Last October, asked about Sen. Hillary Clinton's health care plan, Sen. John McCain, R-Ariz., was blunt. McCain said Clinton's proposal was "eerily" similar to the ill-fated plan she devised in 1993. "I think they put some lipstick on a pig," he said, "but it's still a pig."A common expression, right? McCain surely wasn't calling Clinton a pig. After all, McCain's former press secretary, Torie Clarke, wrote a book called "Lipstick on a Pig: Winning in the No-Spin Era." Elizabeth Edwards told some health journalists that McCain's health care plan was like "painting lipstick on a pig."
Tonight Sen. Barack Obama, D-Ill., said of McCain painting himself as a change agent, "You know, you can put lipstick on a pig, but it's still a pig." ... "You can wrap an old fish in a piece of paper called 'change,'" Obama continued, "it's still gonna stink after eight years. We've had enough of the same old thing! It's time to bring about real change to Washington. And that's the choice you've got in this election."
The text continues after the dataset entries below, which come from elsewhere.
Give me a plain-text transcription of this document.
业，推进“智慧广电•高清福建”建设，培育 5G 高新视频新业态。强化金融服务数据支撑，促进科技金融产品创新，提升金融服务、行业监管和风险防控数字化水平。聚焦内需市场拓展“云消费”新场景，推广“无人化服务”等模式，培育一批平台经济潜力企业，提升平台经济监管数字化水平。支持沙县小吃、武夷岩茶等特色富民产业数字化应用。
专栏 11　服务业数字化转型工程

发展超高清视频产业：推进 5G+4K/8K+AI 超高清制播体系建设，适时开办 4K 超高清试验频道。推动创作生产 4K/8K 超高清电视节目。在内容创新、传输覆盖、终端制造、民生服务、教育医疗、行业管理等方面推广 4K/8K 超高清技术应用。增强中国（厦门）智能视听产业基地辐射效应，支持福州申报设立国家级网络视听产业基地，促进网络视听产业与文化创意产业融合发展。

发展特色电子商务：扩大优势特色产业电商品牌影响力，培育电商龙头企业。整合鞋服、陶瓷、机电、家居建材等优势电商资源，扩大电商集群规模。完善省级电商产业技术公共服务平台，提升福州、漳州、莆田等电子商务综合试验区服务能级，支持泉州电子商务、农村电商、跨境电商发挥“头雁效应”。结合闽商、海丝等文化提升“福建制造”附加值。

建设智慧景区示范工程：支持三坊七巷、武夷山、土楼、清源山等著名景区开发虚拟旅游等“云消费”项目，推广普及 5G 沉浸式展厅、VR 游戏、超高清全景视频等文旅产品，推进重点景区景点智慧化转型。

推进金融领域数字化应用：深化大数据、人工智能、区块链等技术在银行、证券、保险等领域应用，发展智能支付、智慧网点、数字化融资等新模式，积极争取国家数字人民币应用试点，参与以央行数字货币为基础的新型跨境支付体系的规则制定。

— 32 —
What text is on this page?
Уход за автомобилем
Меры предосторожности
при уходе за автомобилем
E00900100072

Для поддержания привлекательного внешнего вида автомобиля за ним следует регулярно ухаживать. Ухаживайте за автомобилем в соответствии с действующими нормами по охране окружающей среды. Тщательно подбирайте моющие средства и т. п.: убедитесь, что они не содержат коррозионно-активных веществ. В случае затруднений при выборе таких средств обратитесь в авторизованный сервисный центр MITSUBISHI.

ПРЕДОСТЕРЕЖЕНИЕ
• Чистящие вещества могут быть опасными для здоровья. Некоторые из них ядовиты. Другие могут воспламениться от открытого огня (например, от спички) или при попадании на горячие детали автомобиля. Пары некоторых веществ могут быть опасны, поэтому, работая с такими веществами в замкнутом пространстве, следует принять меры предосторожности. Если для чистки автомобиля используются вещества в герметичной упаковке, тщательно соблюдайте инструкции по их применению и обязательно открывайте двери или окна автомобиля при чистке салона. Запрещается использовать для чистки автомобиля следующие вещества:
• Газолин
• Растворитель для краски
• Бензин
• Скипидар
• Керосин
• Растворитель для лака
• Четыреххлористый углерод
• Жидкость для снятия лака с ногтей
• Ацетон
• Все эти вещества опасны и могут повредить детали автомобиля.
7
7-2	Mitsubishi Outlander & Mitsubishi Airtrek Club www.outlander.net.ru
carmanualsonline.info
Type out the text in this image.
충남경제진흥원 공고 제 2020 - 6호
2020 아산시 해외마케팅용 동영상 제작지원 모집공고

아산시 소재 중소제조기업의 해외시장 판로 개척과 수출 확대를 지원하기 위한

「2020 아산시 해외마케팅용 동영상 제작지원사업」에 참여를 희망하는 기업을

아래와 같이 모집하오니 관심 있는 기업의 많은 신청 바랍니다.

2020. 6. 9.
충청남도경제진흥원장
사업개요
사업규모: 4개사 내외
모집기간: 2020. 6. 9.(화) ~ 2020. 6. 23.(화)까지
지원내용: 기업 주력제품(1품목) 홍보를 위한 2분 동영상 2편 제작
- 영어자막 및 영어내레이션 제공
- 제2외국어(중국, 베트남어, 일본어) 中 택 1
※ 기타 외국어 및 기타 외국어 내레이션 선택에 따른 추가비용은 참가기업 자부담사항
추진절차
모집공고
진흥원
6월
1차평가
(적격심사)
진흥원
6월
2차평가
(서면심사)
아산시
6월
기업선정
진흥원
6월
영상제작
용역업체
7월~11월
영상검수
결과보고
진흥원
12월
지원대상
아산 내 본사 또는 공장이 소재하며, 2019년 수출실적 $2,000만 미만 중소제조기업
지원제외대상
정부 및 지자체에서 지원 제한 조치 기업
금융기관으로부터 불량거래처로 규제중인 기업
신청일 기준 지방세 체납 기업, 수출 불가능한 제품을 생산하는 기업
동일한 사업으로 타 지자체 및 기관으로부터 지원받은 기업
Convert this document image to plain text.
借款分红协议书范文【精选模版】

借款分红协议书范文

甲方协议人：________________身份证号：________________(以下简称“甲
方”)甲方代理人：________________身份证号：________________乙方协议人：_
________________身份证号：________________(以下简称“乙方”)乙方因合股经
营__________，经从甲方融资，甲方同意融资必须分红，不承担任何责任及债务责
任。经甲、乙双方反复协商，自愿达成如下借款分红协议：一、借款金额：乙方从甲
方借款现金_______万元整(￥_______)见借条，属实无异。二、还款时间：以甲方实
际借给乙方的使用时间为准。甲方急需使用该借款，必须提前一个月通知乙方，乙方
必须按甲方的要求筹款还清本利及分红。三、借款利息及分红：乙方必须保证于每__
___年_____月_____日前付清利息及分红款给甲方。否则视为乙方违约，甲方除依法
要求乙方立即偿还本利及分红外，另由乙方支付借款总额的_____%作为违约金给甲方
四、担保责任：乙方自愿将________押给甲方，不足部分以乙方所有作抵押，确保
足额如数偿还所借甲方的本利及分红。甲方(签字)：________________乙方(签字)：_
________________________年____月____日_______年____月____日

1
The McCain campaign called Obama's comments "disgraceful" and demanded an apology. The campaign added that Obama, in addition to calling Palin a pig, might have also been calling John McCain a fish, which, of course, would also require an apology.
The media seems to find all of this fascinating, as if use of an old American expression, utilized by all kinds of political candidates from both parties for generations, might be some kind of sexist insult -- not when McCain used it to slam Hillary Clinton, but only when Obama used it to criticize the Republican campaign in general.